If the tradeoffs were valid and fully understood, the stakeholders would not logically come to the conclusion to “just ship it.” The only person who can explain the tradeoffs to them is the developer.

Therefore, if they say “ship it!”, they are either wrong or missing information.

If they are missing information, the developer is at fault for misinforming them of the tradeoffs necessary for decision making.

If they are wrong, then either the developer has cited irrelevant or incorrect tradeoffs, or the developer made valid points but the stakeholders understand the tradeoffs and are willing to accept them.


Or, the managers are idiots.

You're trying really hard to bring this back to always being the developer's fault, and you're ignoring that, many times, management just doesn't listen. You can explain until you're blue in the face, but if they don't want to listen, nothing will make them do so.

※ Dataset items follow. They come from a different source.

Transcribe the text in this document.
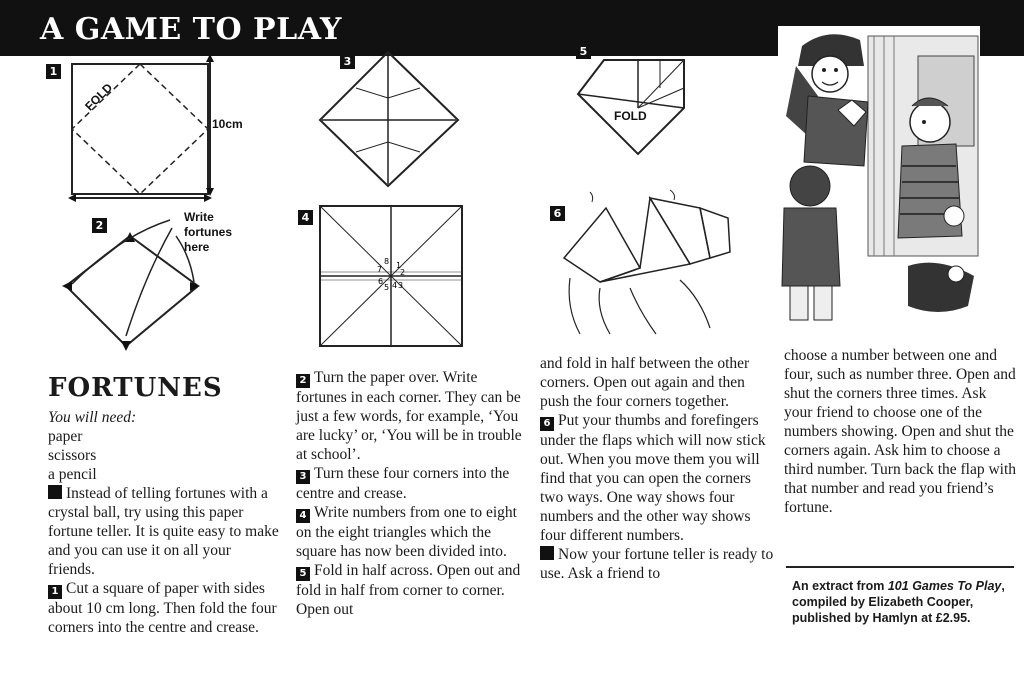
A GAME TO PLAY
1
FOLD
10cm
2
Write
fortunes
here
3
4
1
2
3
4
5
6
7
8
5
FOLD
6
FORTUNES

You will need:

paper

scissors

a pencil

Instead of telling fortunes with a crystal ball, try using this paper fortune teller. It is quite easy to make and you can use it on all your friends.

1 Cut a square of paper with sides about 10 cm long. Then fold the four corners into the centre and crease.

2 Turn the paper over. Write fortunes in each corner. They can be just a few words, for example, ‘You are lucky’ or, ‘You will be in trouble at school’.

3 Turn these four corners into the centre and crease.

4 Write numbers from one to eight on the eight triangles which the square has now been divided into.

5 Fold in half across. Open out and fold in half from corner to corner. Open out

and fold in half between the other corners. Open out again and then push the four corners together.

6 Put your thumbs and forefingers under the flaps which will now stick out. When you move them you will find that you can open the corners two ways. One way shows four numbers and the other way shows four different numbers.

Now your fortune teller is ready to use. Ask a friend to

choose a number between one and four, such as number three. Open and shut the corners three times. Ask your friend to choose one of the numbers showing. Open and shut the corners again. Ask him to choose a third number. Turn back the flap with that number and read you friend’s fortune.

An extract from 101 Games To Play, compiled by Elizabeth Cooper, published by Hamlyn at £2.95.
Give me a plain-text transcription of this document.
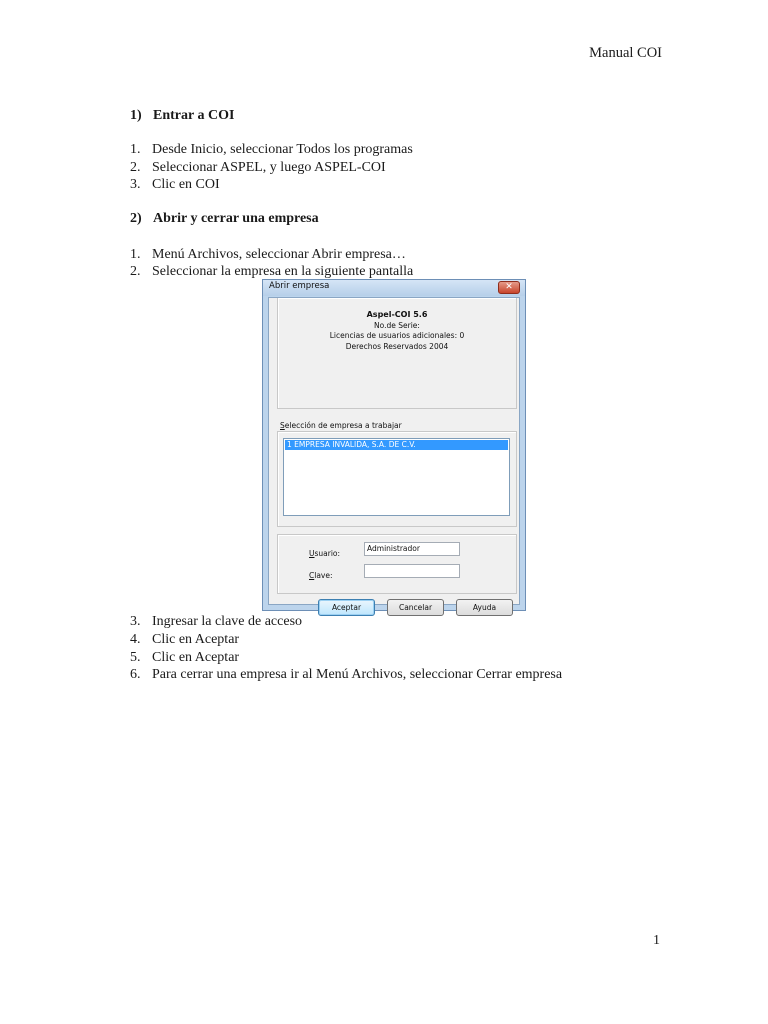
Manual COI
1) Entrar a COI
1. Desde Inicio, seleccionar Todos los programas
2. Seleccionar ASPEL, y luego ASPEL-COI
3. Clic en COI
2) Abrir y cerrar una empresa
1. Menú Archivos, seleccionar Abrir empresa…
2. Seleccionar la empresa en la siguiente pantalla
Abrir empresa	✕
Aspel-COI 5.6
No.de Serie:
Licencias de usuarios adicionales: 0
Derechos Reservados 2004
Selección de empresa a trabajar
1 EMPRESA INVALIDA, S.A. DE C.V.
Usuario:
Administrador
Clave:
Aceptar	Cancelar	Ayuda
3. Ingresar la clave de acceso
4. Clic en Aceptar
5. Clic en Aceptar
6. Para cerrar una empresa ir al Menú Archivos, seleccionar Cerrar empresa
1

> you're ignoring that, many times, management just doesn't listen

And ignoring that, almost all of the time, the programmer has very little power in these sorts of transactions.


Everybody is an idiot about most things. As an expert in a domain, your job is to help non-experts be less of an idiot when making decisions that depend on things you know better than them. You won’t get very far with a stonewalling attitude of “well, the manager was an idiot.” You need to establish trust and a working relationship where you both listen to each other.


Making my boss less of an idiot is something outside of my control. I can tell them "don't do this" over and over again. If they do it anyway, how is that my fault?


In an ideal world, sure. But I live in the real world, where there are lots of managers that are just plain shitty, and no amount of explanation will change their mind. It just does not work at all. Blaming the developer is not a reasonable thing to do in that situation.